By William Chislett*
The Socialists won Spain’s third general election in less than four years, but without a governing majority, while an upstart far-right party (VOX) stormed into parliament for the first time since the Franco dictatorship, producing the worst-ever result for the conservative Popular Party (PP) and splitting the right along with Ciudadanos (Cs).
Voter turnout in the most aggressively fought and contentious election for years was 75.7%, well up from 69.8% in 2016 and underscoring the sense among the electorate that the contest between five parties in a highly fragmented panorama represented a defining moment for the country.
The Socialists under Pedro Sánchez won 123 of the total 350 seats, 38 more than in 2016, and with the radical left Unidas Podemos (UP) would command 165 seats, 11 short of the magic number of 176 in order to rule with an absolute majority (see Figure 1). The three parties on the right have 147 seats between them and will not be able to repeat at the national level what they have in Andalucía since last December , when they won a majority of seats in the region’s parliament.
Figure 1. Results of general elections, 2019 and June 2016 (seats, millions of votes and % of total votes)
|Catalan Republic Left||15||1.01||3.4||9||0.62||2.6|
|Basque Nationalist Party||6||0.39||1.5||5||0.28||1.2|
(1) CDC in 2016. Source: Interior Ministry.
Sánchez came to power in June 2018 in a minority government after dislodging the PP in a censure motion over a corruption case, but had to rely on parliamentary support from UP, Catalans in favour of independence and Basque nationalists. He was forced to call a snap election after Catalan MPs refused to support the government’s 2019 budget because he did not advance the cause of Catalan independence.
The Socialists’ victory is a personal triumph for Sánchez, but he faces a difficult task in finding the extra support he needs without having to resort again to the pro-independence Catalan MPs, which he desperately wants to avoid. That support infuriated the right, and was a catalyst behind the success of VOX, which incessantly banged a drum that Sánchez wanted to break up Spain. VOX also militantly opposes multiculturalism, unrestricted migration and what it calls ‘radical feminism’.

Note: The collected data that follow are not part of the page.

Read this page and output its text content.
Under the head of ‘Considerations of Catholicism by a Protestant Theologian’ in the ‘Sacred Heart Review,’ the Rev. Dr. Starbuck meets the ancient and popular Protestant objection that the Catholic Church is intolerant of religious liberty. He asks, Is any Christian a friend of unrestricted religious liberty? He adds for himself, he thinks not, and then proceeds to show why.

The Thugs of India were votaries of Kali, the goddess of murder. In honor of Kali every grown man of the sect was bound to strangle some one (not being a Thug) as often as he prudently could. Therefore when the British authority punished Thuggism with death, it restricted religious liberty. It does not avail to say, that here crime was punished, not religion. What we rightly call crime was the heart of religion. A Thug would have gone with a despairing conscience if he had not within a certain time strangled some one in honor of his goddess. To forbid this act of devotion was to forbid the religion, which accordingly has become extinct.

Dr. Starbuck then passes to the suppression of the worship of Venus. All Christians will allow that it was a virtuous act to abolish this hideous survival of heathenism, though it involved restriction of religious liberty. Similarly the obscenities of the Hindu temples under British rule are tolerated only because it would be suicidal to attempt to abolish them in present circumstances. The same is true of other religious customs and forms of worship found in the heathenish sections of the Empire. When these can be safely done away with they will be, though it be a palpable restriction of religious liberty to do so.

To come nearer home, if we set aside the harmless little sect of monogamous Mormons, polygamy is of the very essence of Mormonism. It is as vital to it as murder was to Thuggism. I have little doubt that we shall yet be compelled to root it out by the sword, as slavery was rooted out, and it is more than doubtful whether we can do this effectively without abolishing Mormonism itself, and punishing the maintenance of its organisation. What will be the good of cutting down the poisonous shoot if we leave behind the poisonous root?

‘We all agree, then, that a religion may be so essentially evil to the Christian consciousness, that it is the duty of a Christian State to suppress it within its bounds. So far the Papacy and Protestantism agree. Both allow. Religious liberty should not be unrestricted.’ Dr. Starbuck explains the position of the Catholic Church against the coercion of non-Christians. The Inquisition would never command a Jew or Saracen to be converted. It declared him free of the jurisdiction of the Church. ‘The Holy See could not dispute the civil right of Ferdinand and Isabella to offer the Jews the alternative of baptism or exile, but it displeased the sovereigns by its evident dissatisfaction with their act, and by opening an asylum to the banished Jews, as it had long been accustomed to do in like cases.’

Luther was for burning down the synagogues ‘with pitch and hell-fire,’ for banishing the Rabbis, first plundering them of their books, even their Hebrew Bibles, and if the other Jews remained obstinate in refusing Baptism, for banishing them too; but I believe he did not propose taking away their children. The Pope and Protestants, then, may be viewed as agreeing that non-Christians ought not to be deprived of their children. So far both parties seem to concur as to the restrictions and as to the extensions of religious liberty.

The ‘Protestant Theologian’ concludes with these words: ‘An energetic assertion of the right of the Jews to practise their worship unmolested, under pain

The backing of the Basque Nationalist Party, with six seats and the Canarian Coalition with two would still leave the Socialists three short of an absolute majority. An alliance with just Cs would produce a government with 180 seats, but Albert Rivera, the party’s leader, ruled out a coalition with the Socialists even before campaigning began. An alliance with Cs, however, would upset many Socialist voters and would make UP the left-wing opposition in parliament. The other alternative would be for the Socialists to carry on as a minority government, albeit in a stronger position than before. Spain, together with Malta, is the only EU country that has not had a coalition government at the national level in the last 40 years.
Many analysts believe a coalition between the socially-progressive Socialists and the pro-market Cs would produce the kind of stable government that Spain badly needs, but Rivera’s strategy is to become the main party on the right, and it is paying off. Cs almost doubled the number of its seats to 57, only nine fewer than the PP, whose result was its worst ever. Its share of the vote was halved to 17%.
The Socialists and the PP, the two parties that have alternated in government since 1982, obtained 45.4% of the vote, down from 55.6% in 2016 and a peak of 83.8% in 2008, when between them they had 89% of the seats in parliament (see Figure 2).
Figure 2. The rise and fall of the Socialists and Popular Party in general elections between 1982 and 2019 (% of total votes cast)
|Socialists||Popular Party (1)||Combined votes|
(1) Popular Alliance until 1989. Source: Interior Ministry.
While the PP suffered a debacle, the two pro-independence parties in Catalonia increased their seats in the national parliament from 15 to 22 and the number of their voters rose from 1.1 million to 1.5 million.
Resolving the Catalan issue is one of the main challenges facing the next government. Twelve Catalan separatist leaders have been on trial since February on charges including rebellion, which carries a sentence of up to 25 years. Nine of them have been in prison for 17 months. Whatever the sentence, this is an issue that is far from going away.
The new government also needs to approve the budget for this year. The fiscal deficit dropped below the EU’s threshold of 3% of GDP last year (to 2.5%), making Spain the last country to be released from the excessive deficit procedure after 10 years. But there is little leeway for a return to the days of carefree spending. The economy hardly figured in the campaign, even though unemployment is 14% and public debt is close to 100% of GDP.
According to a study by the Club de Exportadores fewer than 1% of the parties’ proposals referred to foreign trade and more broadly to the economy’s internationalisation . Exports of goods and services have played a key role in the economic recovery over the last decade (rising from 22% of GDP to 34% in 2018). Spain was the improbable locomotive of the eurozone in 2018 as it was the largest single contributor to the area’s growth.
Education is another critical area. Spain’s early school-leaving rate last year at 18% of those aged between 18 and 24 was still close to the double the EU average.
How long it takes to form a new government is anyone’s guess. With regional, municipal and European elections on 26 May, Sánchez might wait for the outcome of these results before making a move.